Appena qualche settimana fa l'intero mondo dell'hockey su pista italiano si era sentito offeso per essere stato affiancato al calcio in tema di comportamenti violenti delle tifoserie. Un paragone che si leggeva chiaro in due prese di posizione della questura di Vicenza: il divieto di organizzare a Valdagno una semifinale di coppa Italia e il divieto ai tifosi del Follonica di seguire in trasferta la propria squadra nel concentramento di coppa di Breganze.
Ne venne fuori una valanga di polemiche e di rivendicazioni riassumibili in una sola frase: in quanto a comportamenti violenti, l'hockey non è il calcio.
Per andarlo a raccontare oggi al questore di Vicenza ci vuole uno davvero bravo e con la faccia di bronzo.
Perchè, fatte le debite proporzioni numeriche, quello che è successo martedì sera fuori dalla vecchia pista Lido di Valdagno, conferma tutti i "pregiudizi" che la questura di Vicenza ha dimostrato di avere sul nostro sport.
Forse, però, è ora di smetterla di chiamarli "pregiudizi". E' meglio chiamarle "informazioni certe e verificate".
La sassaiola con cui sono stati salutati tifosi e giocatori del Viareggio non è stata opera di pochi scalmanati e sarebbe sbagliato ridurla a questo per perseguire ancora quell'ormai indimostrabile teorema "noi non siamo come il calcio". Forse non è nemmeno stata un'azione occasionale, figlia di quanto accaduto all'interno della pista Lido, sul campo da gioco o sulle tribune, ma questo è un dettaglio che toccherà ad altri accertare. Di certo, l'immagine dell'hockey su pista esce a pezzi da questo episodio che non può essere derubricato a fatto occasionale.
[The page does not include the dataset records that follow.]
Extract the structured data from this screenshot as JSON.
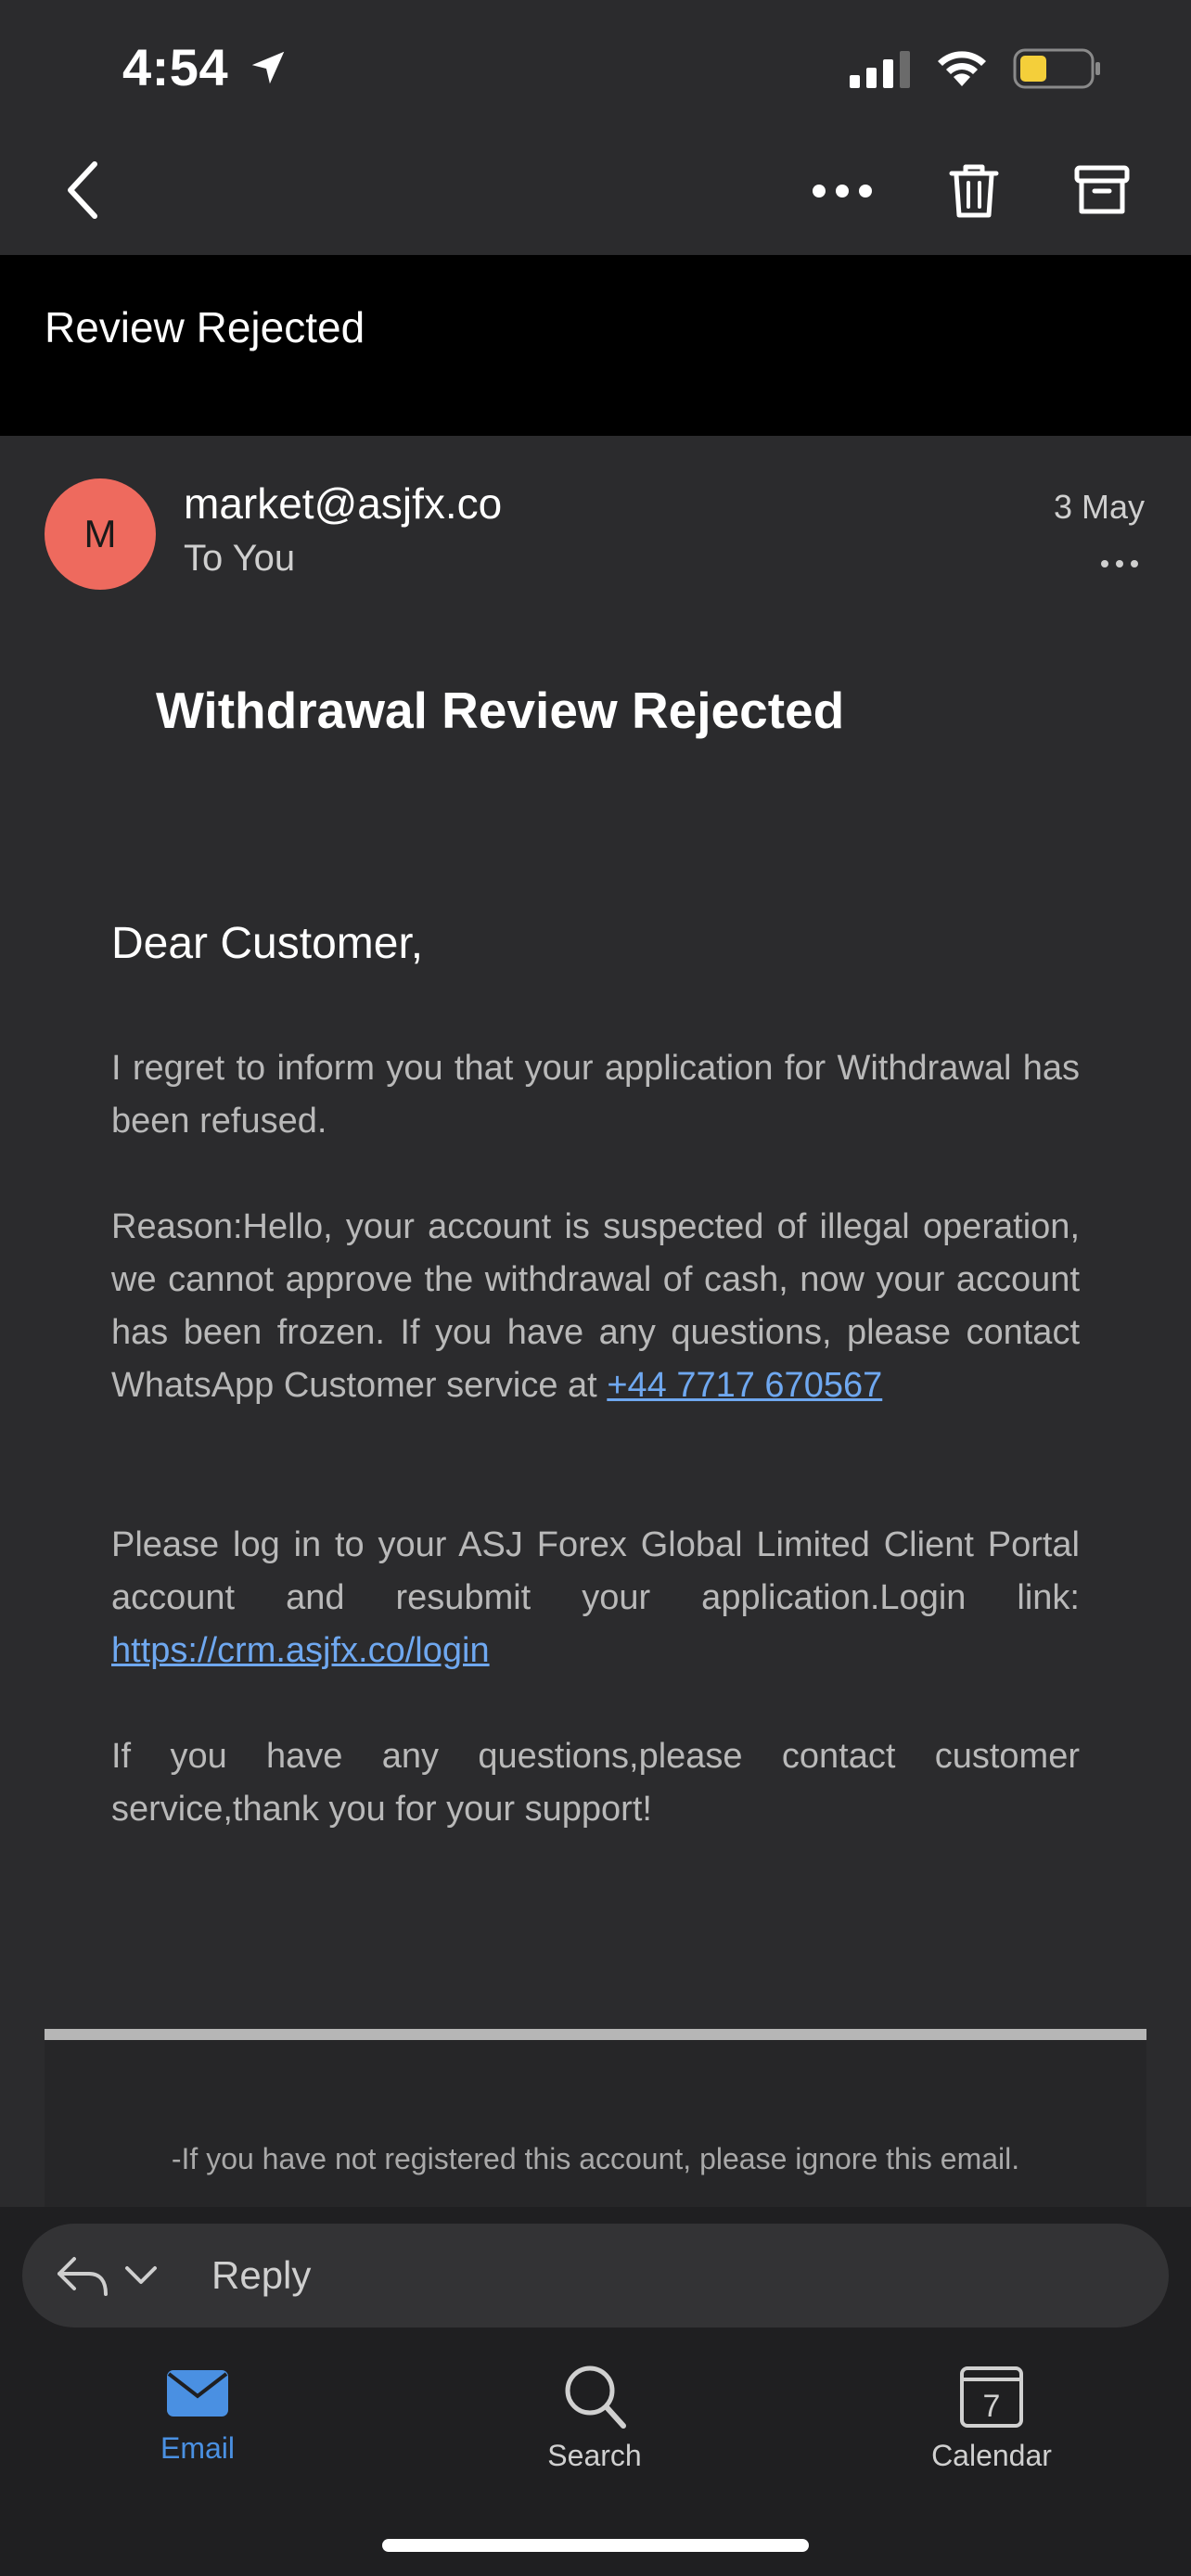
{
  "status_bar": {
    "time": "4:54",
    "icons": [
      "location-arrow-icon",
      "cellular-signal-icon",
      "wifi-icon",
      "battery-icon"
    ]
  },
  "toolbar": {
    "icons": [
      "chevron-left-icon",
      "ellipsis-icon",
      "trash-icon",
      "archive-icon"
    ]
  },
  "subject": "Review Rejected",
  "message": {
    "avatar_letter": "M",
    "sender": "market@asjfx.co",
    "recipient": "To You",
    "date": "3 May",
    "avatar_color": "#ee6a5e"
  },
  "body": {
    "title": "Withdrawal Review Rejected",
    "greeting": "Dear Customer,",
    "para1": "I regret to inform you that your application for Withdrawal has been refused.",
    "para2_text": "Reason:Hello, your account is suspected of illegal operation, we cannot approve the withdrawal of cash, now your account has been frozen. If you have any questions, please contact WhatsApp Customer service at ",
    "para2_link": "+44 7717 670567",
    "para3_text": "Please log in to your ASJ Forex Global Limited Client Portal account and resubmit your application.Login link: ",
    "para3_link": "https://crm.asjfx.co/login",
    "para4": "If you have any questions,please contact customer service,thank you for your support!",
    "footer_note": "-If you have not registered this account, please ignore this email.",
    "link_color": "#6fa8f0"
  },
  "reply": {
    "label": "Reply"
  },
  "tabs": [
    {
      "label": "Email",
      "icon": "mail-icon",
      "active": true
    },
    {
      "label": "Search",
      "icon": "search-icon",
      "active": false
    },
    {
      "label": "Calendar",
      "icon": "calendar-icon",
      "active": false,
      "day": "7"
    }
  ],
  "colors": {
    "accent": "#4a90e2",
    "background": "#2b2b2d"
  }
}
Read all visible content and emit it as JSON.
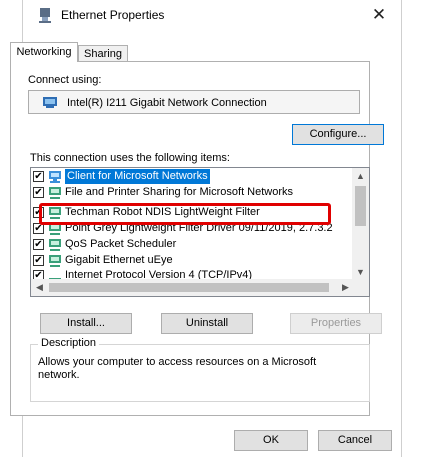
{
  "window": {
    "title": "Ethernet Properties",
    "close_glyph": "✕"
  },
  "tabs": [
    {
      "label": "Networking",
      "active": true
    },
    {
      "label": "Sharing",
      "active": false
    }
  ],
  "connect_using": {
    "label": "Connect using:",
    "adapter": "Intel(R) I211 Gigabit Network Connection",
    "configure_label": "Configure..."
  },
  "items_label": "This connection uses the following items:",
  "items": [
    {
      "label": "Client for Microsoft Networks",
      "checked": true,
      "selected": true,
      "icon": "network-client-icon"
    },
    {
      "label": "File and Printer Sharing for Microsoft Networks",
      "checked": true,
      "selected": false,
      "icon": "network-service-icon"
    },
    {
      "label": "Techman Robot NDIS LightWeight Filter",
      "checked": true,
      "selected": false,
      "icon": "network-filter-icon"
    },
    {
      "label": "Point Grey Lightweight Filter Driver 09/11/2019, 2.7.3.2",
      "checked": true,
      "selected": false,
      "icon": "network-filter-icon"
    },
    {
      "label": "QoS Packet Scheduler",
      "checked": true,
      "selected": false,
      "icon": "network-service-icon"
    },
    {
      "label": "Gigabit Ethernet uEye",
      "checked": true,
      "selected": false,
      "icon": "network-service-icon"
    },
    {
      "label": "Internet Protocol Version 4 (TCP/IPv4)",
      "checked": true,
      "selected": false,
      "icon": "protocol-icon"
    }
  ],
  "buttons": {
    "install": "Install...",
    "uninstall": "Uninstall",
    "properties": "Properties",
    "ok": "OK",
    "cancel": "Cancel"
  },
  "description": {
    "title": "Description",
    "text": "Allows your computer to access resources on a Microsoft network."
  },
  "colors": {
    "selection": "#0078d7",
    "highlight_box": "#e00000"
  }
}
Sul fronte della giustizia sportiva l'hockey ha dato una prima risposta squalificando per un turno la pista del Valdagno, di fatto mandando in pensione anticipata la gloriosa pista Lido (a gennaio è prevista la consegna del nuovo palasport) e costringendo la società vicentina a giocare in campo neutro, ad almeno 100 km da Valdagno e a porte chiuse, la partita contro il Giovinazzo.
Se fosse tutto qui, però, la risposta del "sistema" sarebbe del tutto insufficiente.
L'hockey su pista sta vivendo un momento di forte crescita nei favori del pubblico. Coinvolge giovani e famiglie e non può permettersi il lusso che anche uno solo di questi spettatori abbia paura a mettere piede in un palasport.
La tenuta dell'ordine pubblico è certamente compito dei competenti organi dello stato, ma occorre mettere tutti nelle migliori condizioni per raggiungere risultati condivisi.
Buona parte dei nostri palasport di serie A non sono impianti sicuri perchè non sono stati pensati e costruiti per ospitare tifoserie opposte. Così come sono stati definiti criteri numerici per definire gli impianti in regola per la serie A1 (capienza di 800 persone che sale a 1500 per semifinali e finali), allo stesso modo occorre definire degli standard di sicurezza che vadano anche al di là delle vigenti norme di legge.
Ma anche le nostre società non sono pronte e, se non si svegliano rapidamente, rischiano di essere le prime vittime di questa recrudescenza. Le tifoserie che si macchiano di atti violenti (non solo il lancio di sassi contro i pullman "nemici", ma anche il lancio di oggetti in pista, gli sputi e tutto quello che va al di là di coreografie e cori) vanno spazzate via, interrompendo i rapporti, facendo di tutto per impedirne l'accesso ai palasport, rinunciando anche a significative quote di incassi.
Oggi, svanita quell'aurea di verginità che ci eravamo illusi di avere, abbiamo tutti il compito di fare la nostra parte contro i violenti che stanno trovando spazio sulle nostre tribune. Se non sarà così, prepariamoci: passerà poco tempo e il sogno collettivo che tutti stiamo vivendo si trasformerà nel nostro peggiore incubo.